As she grew up to become proficient at computers, which has got her a job with Reliance Telecom, her biological parents cast their shadow on her life again.

Harbans, on a visit to Tarn Taran from Gorakhpur, somehow got to hear about a “garbage baby” and her tale of survival. She approached Karanjia. Dimple, who was in Class VII, doesn’t remember much about the first meeting.

According to Karanjia, Harbans wanted to take Dimple back. “Being a mother myself, I could understand her longing for her child. So I allowed her to meet Dimple,” she said.

The girl visited Gorakhpur but came back in a hurry as Harbans and Sukhdev tried to assert their “rights” over her.

But Harbans wasn’t one to give up: she began pestering Dimple to agree to marry a Jat Sikh instead of the man she was engaged to, Jude Eric, a Christian.

Dimple and Eric, who runs a personal finance firm in Chandigarh, married two years ago.
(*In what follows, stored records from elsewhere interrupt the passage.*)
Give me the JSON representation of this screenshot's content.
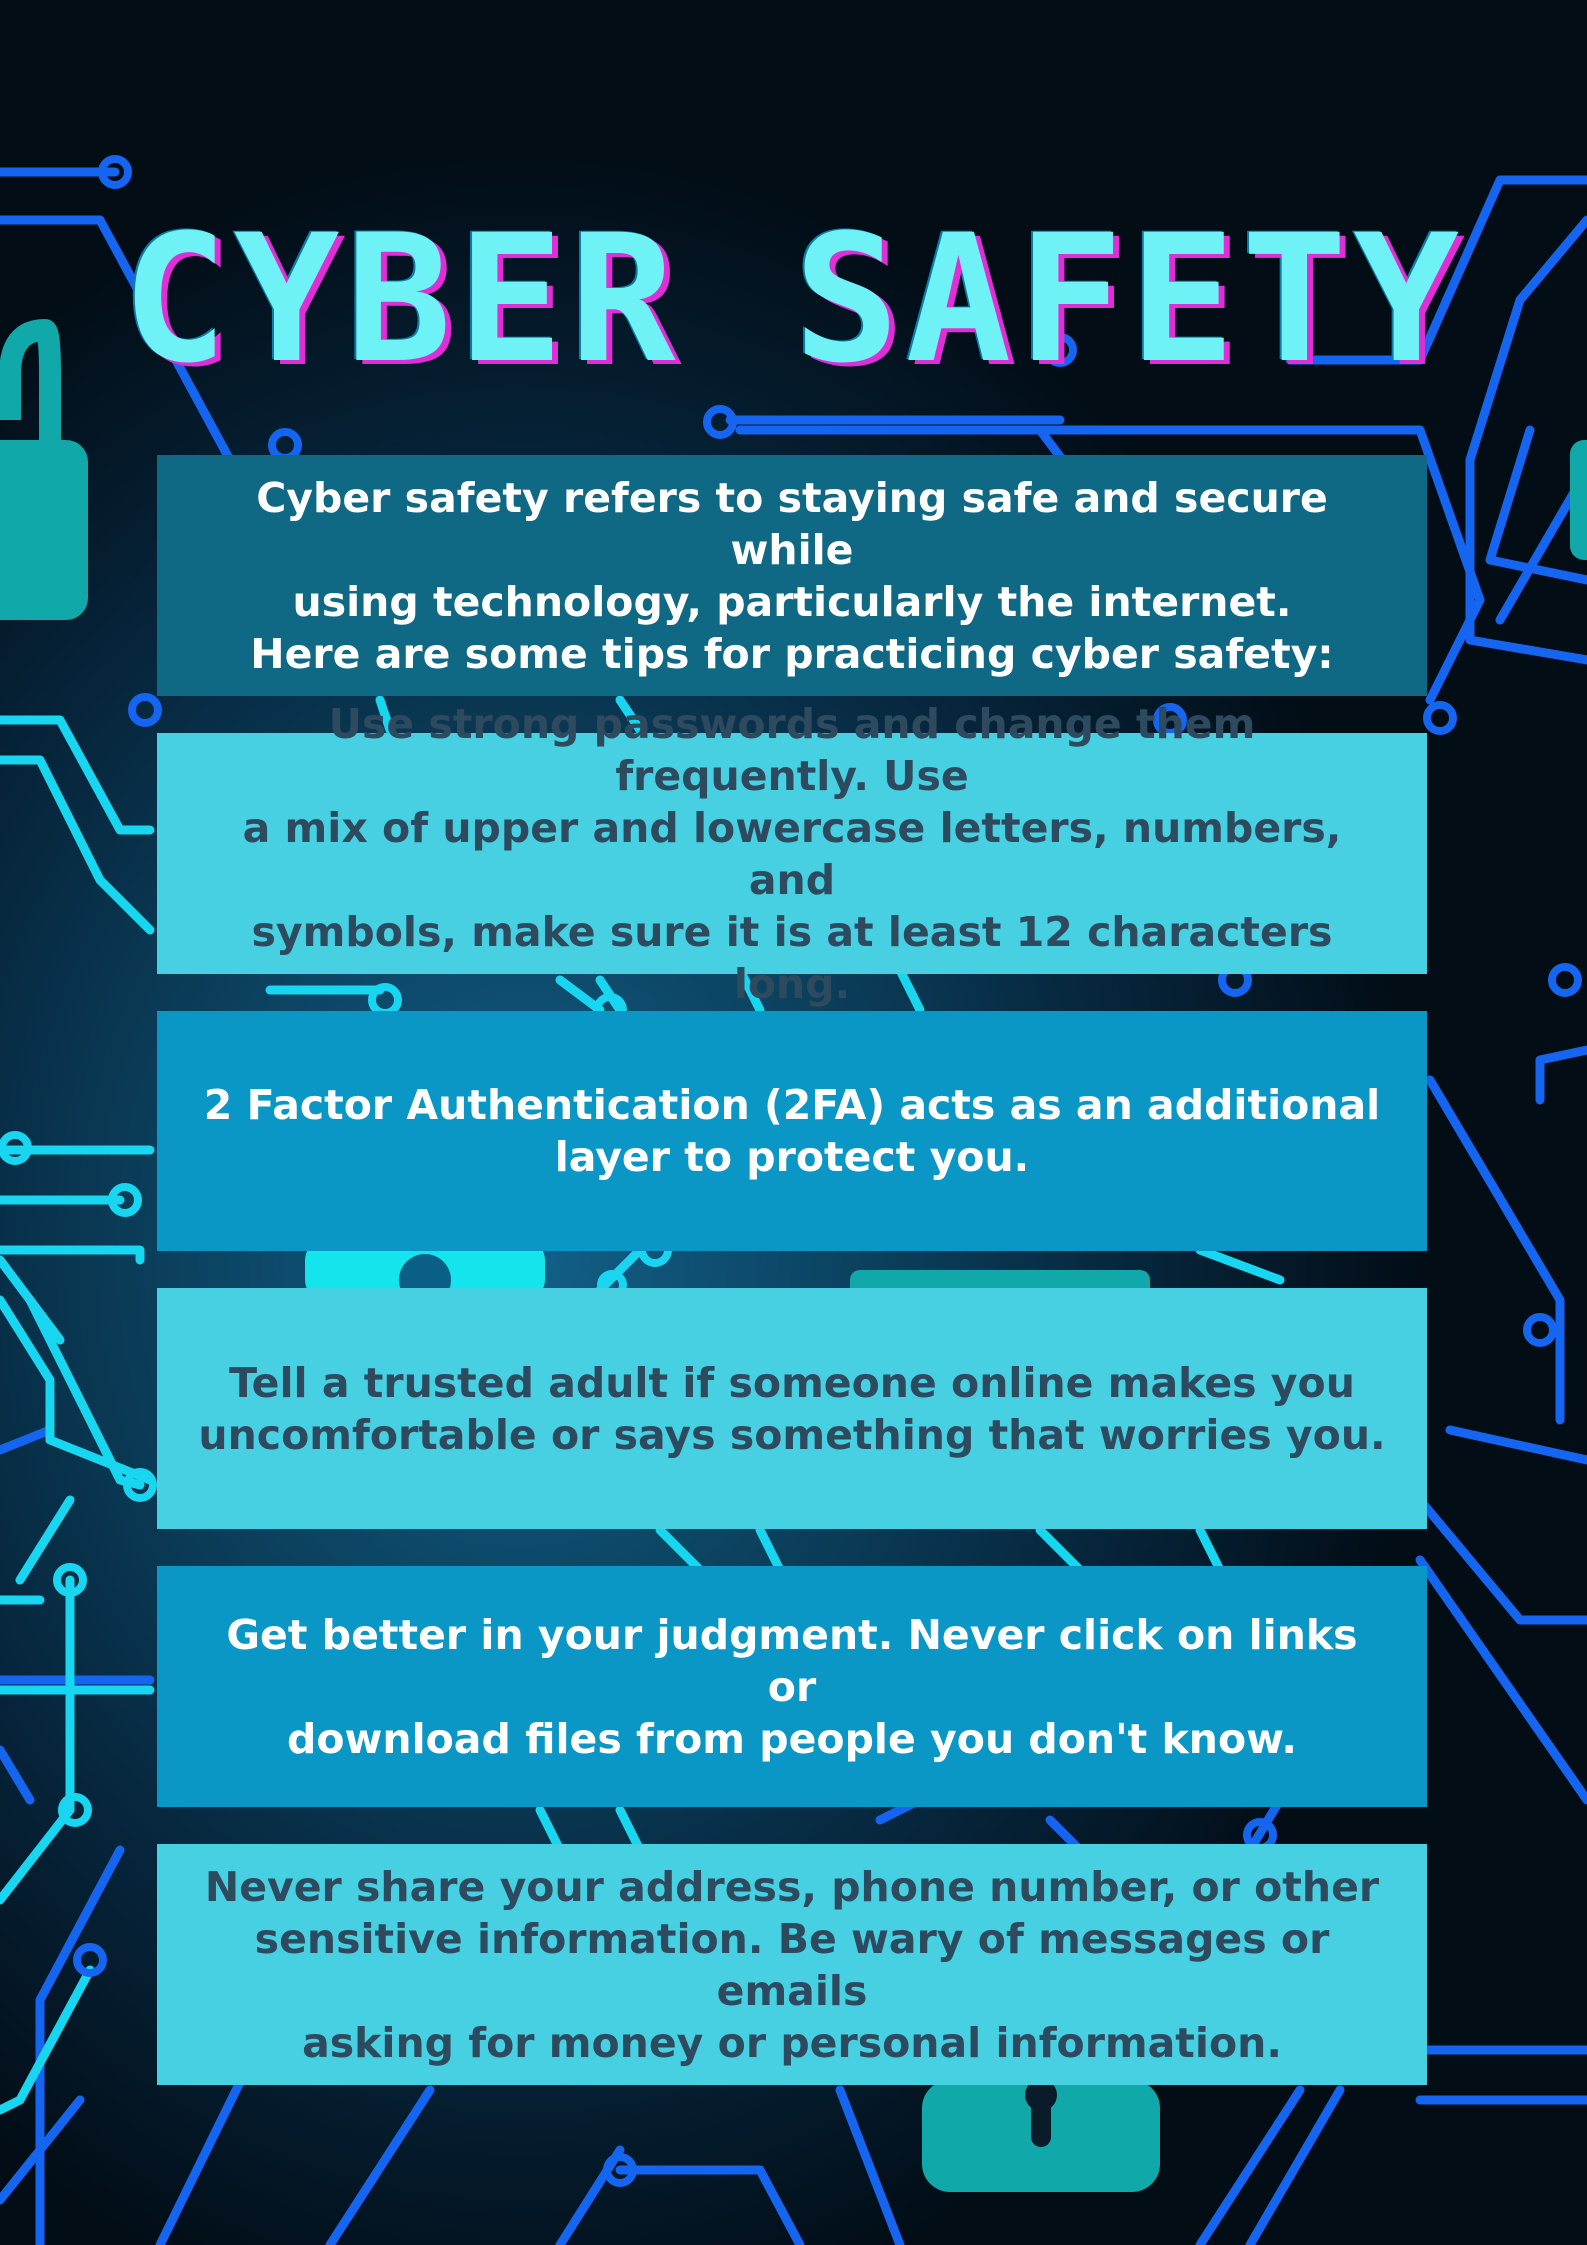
{
  "poster": {
    "title": "CYBER SAFETY",
    "intro": "Cyber safety refers to staying safe and secure while\nusing technology, particularly the internet.\nHere are some tips for practicing cyber safety:",
    "tips": [
      "Use strong passwords and change them frequently. Use\na mix of upper and lowercase letters, numbers, and\nsymbols, make sure it is at least 12 characters long.",
      "2 Factor Authentication (2FA) acts as an additional\nlayer to protect you.",
      "Tell a trusted adult if someone online makes you\nuncomfortable or says something that worries you.",
      "Get better in your judgment. Never click on links or\ndownload files from people you don't know.",
      "Never share your address, phone number, or other\nsensitive information. Be wary of messages or emails\nasking for money or personal information."
    ]
  },
  "colors": {
    "title": "#6ff2f6",
    "title_shadow": "#e02ed6",
    "intro_box": "#0f6985",
    "light_box": "#47d0e2",
    "mid_box": "#0b97c6",
    "dark_text": "#2e4a5e",
    "circuit_blue": "#1565f0",
    "circuit_cyan": "#19d6f0",
    "padlock_teal": "#10a8a8"
  },
  "icons": [
    "padlock-icon",
    "padlock-icon",
    "padlock-icon",
    "keyhole-padlock-icon"
  ]
}
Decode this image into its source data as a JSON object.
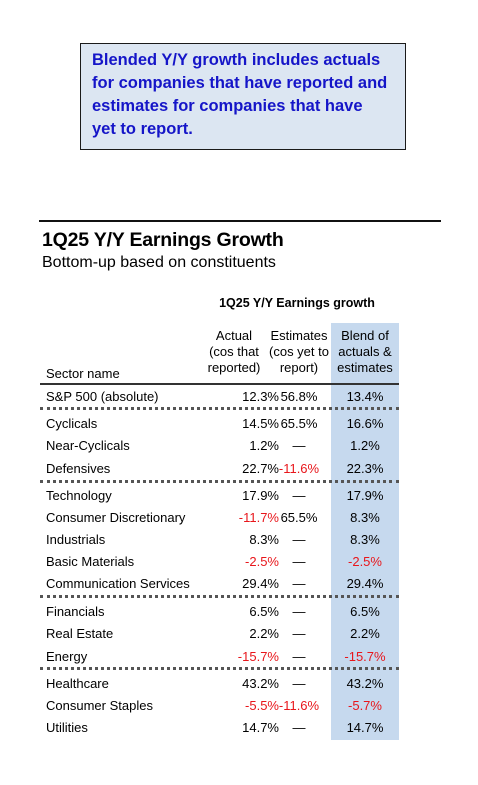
{
  "callout": {
    "lines": [
      "Blended Y/Y growth includes actuals",
      "for companies that have reported and",
      "estimates for companies that have",
      "yet to report."
    ]
  },
  "title": "1Q25 Y/Y Earnings Growth",
  "subtitle": "Bottom-up based on constituents",
  "table": {
    "group_header": "1Q25 Y/Y Earnings growth",
    "sector_header": "Sector name",
    "col_actual": [
      "Actual",
      "(cos that",
      "reported)"
    ],
    "col_estimates": [
      "Estimates",
      "(cos yet to",
      "report)"
    ],
    "col_blend": [
      "Blend of",
      "actuals &",
      "estimates"
    ],
    "rows": [
      {
        "name": "S&P 500 (absolute)",
        "actual": "12.3%",
        "estimates": "56.8%",
        "blend": "13.4%",
        "neg": [
          false,
          false,
          false
        ]
      },
      {
        "name": "Cyclicals",
        "actual": "14.5%",
        "estimates": "65.5%",
        "blend": "16.6%",
        "neg": [
          false,
          false,
          false
        ]
      },
      {
        "name": "Near-Cyclicals",
        "actual": "1.2%",
        "estimates": "—",
        "blend": "1.2%",
        "neg": [
          false,
          false,
          false
        ]
      },
      {
        "name": "Defensives",
        "actual": "22.7%",
        "estimates": "-11.6%",
        "blend": "22.3%",
        "neg": [
          false,
          true,
          false
        ]
      },
      {
        "name": "Technology",
        "actual": "17.9%",
        "estimates": "—",
        "blend": "17.9%",
        "neg": [
          false,
          false,
          false
        ]
      },
      {
        "name": "Consumer Discretionary",
        "actual": "-11.7%",
        "estimates": "65.5%",
        "blend": "8.3%",
        "neg": [
          true,
          false,
          false
        ]
      },
      {
        "name": "Industrials",
        "actual": "8.3%",
        "estimates": "—",
        "blend": "8.3%",
        "neg": [
          false,
          false,
          false
        ]
      },
      {
        "name": "Basic Materials",
        "actual": "-2.5%",
        "estimates": "—",
        "blend": "-2.5%",
        "neg": [
          true,
          false,
          true
        ]
      },
      {
        "name": "Communication Services",
        "actual": "29.4%",
        "estimates": "—",
        "blend": "29.4%",
        "neg": [
          false,
          false,
          false
        ]
      },
      {
        "name": "Financials",
        "actual": "6.5%",
        "estimates": "—",
        "blend": "6.5%",
        "neg": [
          false,
          false,
          false
        ]
      },
      {
        "name": "Real Estate",
        "actual": "2.2%",
        "estimates": "—",
        "blend": "2.2%",
        "neg": [
          false,
          false,
          false
        ]
      },
      {
        "name": "Energy",
        "actual": "-15.7%",
        "estimates": "—",
        "blend": "-15.7%",
        "neg": [
          true,
          false,
          true
        ]
      },
      {
        "name": "Healthcare",
        "actual": "43.2%",
        "estimates": "—",
        "blend": "43.2%",
        "neg": [
          false,
          false,
          false
        ]
      },
      {
        "name": "Consumer Staples",
        "actual": "-5.5%",
        "estimates": "-11.6%",
        "blend": "-5.7%",
        "neg": [
          true,
          true,
          true
        ]
      },
      {
        "name": "Utilities",
        "actual": "14.7%",
        "estimates": "—",
        "blend": "14.7%",
        "neg": [
          false,
          false,
          false
        ]
      }
    ]
  }
}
“I was overjoyed when my ‘real’ mother met me. But she never expressed regret at having abandoned me. How can she have any rights over me?” Dimple asked.

To her, there seemed only one way to stop the “harassment”: by going to court.

“They were served with notices,” Dimple said. “They ignored the summons. The next date of hearing is July 20.”

Dimple said Karanjia had brought her up like her own daughter. “I was never made to feel unwanted ? or even that I was not her daughter. She gave me whatever I asked for; whenever I needed anything, it was there.

“Now, suddenly, my biological parents arrive on the scene and want to snatch me away from my mother and a very loving husband and do what they want me to do. They have no right to interfere in my life after what they have done to me. They had left me to die.

“Did I commit a crime by coming out alive from a garbage dump full of killer dogs?”